Jose Dalisay
I came to Civitella to begin work on my third novel, and was glad to be able to do that, with surprisingly more ease and at a faster pace than I had thought possible. Along the way, and as a break from the novel, I was also able to complete work on two other books—one of poetry, the other nonfiction—which weren’t even in the plan. Civitella is full of happy distractions, and I certainly needed them; but with judgment and focus, wonderful beginnings and closures can be made.
Excerpt, from my novel in progress:
The stand was no more than a shack on an empty lot which the dealer and his family had taken over for their thriving business; one wall of the shack was a faded Pepsi-Cola sign sporting the old swirl bottlecap, the size of which suggested a huge billboard that had likely crashed during a typhoon and had been dragged over to the lot to serve a more immediate purpose. A girl of about three peered out of a window in the shack, her eyes bright as marbles, a pink finger in her mouth; some movement behind her suggested other occupants, very likely her mother and at least one more child. Whoever was in there was cooking in the back, from where smoke curled up over the shack and its roof, which had been battened down by old tires. The smoke was greasy, and tiny black flakes of soot flew in lazy circles in the air. Joel began to understand what the strange smells that had surged into the car when he pulled the window down were: burning hair, drying blood, and a hint of ginger, or was it lemongrass?
The Land Cruiser sped off and Rodney and Chinito took their places before the dealer—a big man with a Buddha’s belly draped by a Chicago Bulls 23 shirt, denim shorts, and double-vision eyeglasses with thick black frames, a cigarette in one hand and a cleaver in the other. Joel stayed in the car, but looking out he saw the dealer’s wife tending to a cauldron of meat, her brow wet and shiny with the steam rising from her cooking. The little girl in the window now appeared at her side, gnawing at what might have been a rib left over from their midday meal. At the back of the lot, a boy of about ten was stacking firewood into a pile, wood that had been salvaged from the floors and posts of demolished houses.
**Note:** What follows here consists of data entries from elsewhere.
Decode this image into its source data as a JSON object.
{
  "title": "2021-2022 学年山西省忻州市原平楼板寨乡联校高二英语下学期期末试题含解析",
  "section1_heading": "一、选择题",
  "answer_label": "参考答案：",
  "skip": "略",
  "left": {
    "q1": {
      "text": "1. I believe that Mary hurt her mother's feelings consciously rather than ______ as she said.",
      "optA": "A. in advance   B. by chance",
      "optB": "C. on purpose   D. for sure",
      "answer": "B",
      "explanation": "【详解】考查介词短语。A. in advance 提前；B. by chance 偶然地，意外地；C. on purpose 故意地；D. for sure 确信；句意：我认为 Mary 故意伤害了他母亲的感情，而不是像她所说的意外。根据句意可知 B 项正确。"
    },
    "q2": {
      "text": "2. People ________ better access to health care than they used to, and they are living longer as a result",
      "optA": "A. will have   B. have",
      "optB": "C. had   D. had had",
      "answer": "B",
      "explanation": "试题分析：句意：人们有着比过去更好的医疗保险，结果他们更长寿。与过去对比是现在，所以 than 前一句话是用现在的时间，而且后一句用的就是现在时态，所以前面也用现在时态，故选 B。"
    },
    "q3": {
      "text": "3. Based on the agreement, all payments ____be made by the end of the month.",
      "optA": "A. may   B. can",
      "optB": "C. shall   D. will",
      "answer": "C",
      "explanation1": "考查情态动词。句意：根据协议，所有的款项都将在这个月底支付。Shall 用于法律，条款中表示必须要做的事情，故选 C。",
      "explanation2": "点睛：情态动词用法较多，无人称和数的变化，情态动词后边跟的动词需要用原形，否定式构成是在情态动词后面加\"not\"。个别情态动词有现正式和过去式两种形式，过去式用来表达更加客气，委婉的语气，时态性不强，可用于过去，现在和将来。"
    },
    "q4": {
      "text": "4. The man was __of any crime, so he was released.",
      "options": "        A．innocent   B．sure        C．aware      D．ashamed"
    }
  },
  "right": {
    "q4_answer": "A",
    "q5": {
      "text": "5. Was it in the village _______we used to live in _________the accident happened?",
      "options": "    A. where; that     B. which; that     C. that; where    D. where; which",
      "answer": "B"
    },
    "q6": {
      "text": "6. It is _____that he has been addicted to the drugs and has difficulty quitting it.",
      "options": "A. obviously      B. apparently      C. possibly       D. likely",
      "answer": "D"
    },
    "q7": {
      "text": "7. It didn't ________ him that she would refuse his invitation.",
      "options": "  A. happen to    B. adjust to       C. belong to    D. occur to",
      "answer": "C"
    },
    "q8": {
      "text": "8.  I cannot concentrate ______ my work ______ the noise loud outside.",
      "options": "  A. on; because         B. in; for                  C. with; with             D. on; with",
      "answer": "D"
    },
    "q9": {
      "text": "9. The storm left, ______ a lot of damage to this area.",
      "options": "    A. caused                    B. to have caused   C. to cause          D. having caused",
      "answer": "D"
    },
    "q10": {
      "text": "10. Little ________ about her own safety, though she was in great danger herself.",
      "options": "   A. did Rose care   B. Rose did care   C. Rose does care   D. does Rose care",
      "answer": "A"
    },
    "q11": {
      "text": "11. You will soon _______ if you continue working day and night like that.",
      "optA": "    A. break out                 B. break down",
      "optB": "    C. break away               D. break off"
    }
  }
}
Near that wood pile stood a gathering of goats—at least eight of them, of various ages and sizes, in colors that ranged from glossy black to a delicate brown approaching mustard-all tethered, several to a side so that they faced each other, to an iron railing that their owner had fashioned out of the headrest of an old bed and had stuck deep into the ground. The space between them was littered with dry grass on which two or three goats munched listlessly; behind the goats the earth was dark with their stool, which shone like black pearls.
Except for a slender kid that clung to its mother’s haunch, it was impossible to tell if the goats were of one family, if they had been raised together on that lot, or if they had been delivered there from other farms and backlots in Bulacan or Cavite, to be killed and sold on retail in the heart of the city. Joel had failed to notice them immediately because they had been keeping quietly to themselves. They were wide-eyed and skittish, their neck muscles throbbing, but they were not bleating wildly, as though silence and stillness would render them invisible. The bones and entrails of goats that had fed at the same trough that morning attracted flies in green pails just a few feet away, beside plastic jerrycans of water trucked in from elsewhere. Behind the smoke and the steam of her cooking, the dealer’s wife flayed a leg expertly on a small table, tossing strips of flesh into the catchment of a weighing scale suspended from a post of the shack itself.
“Just two kilos, manong,” Rodney was telling the dealer. “We can’t finish a whole goat, there’s only three of us to eat everything.”
“It’s his birthday,” Chinito added. “Give him a good price for his birthday.”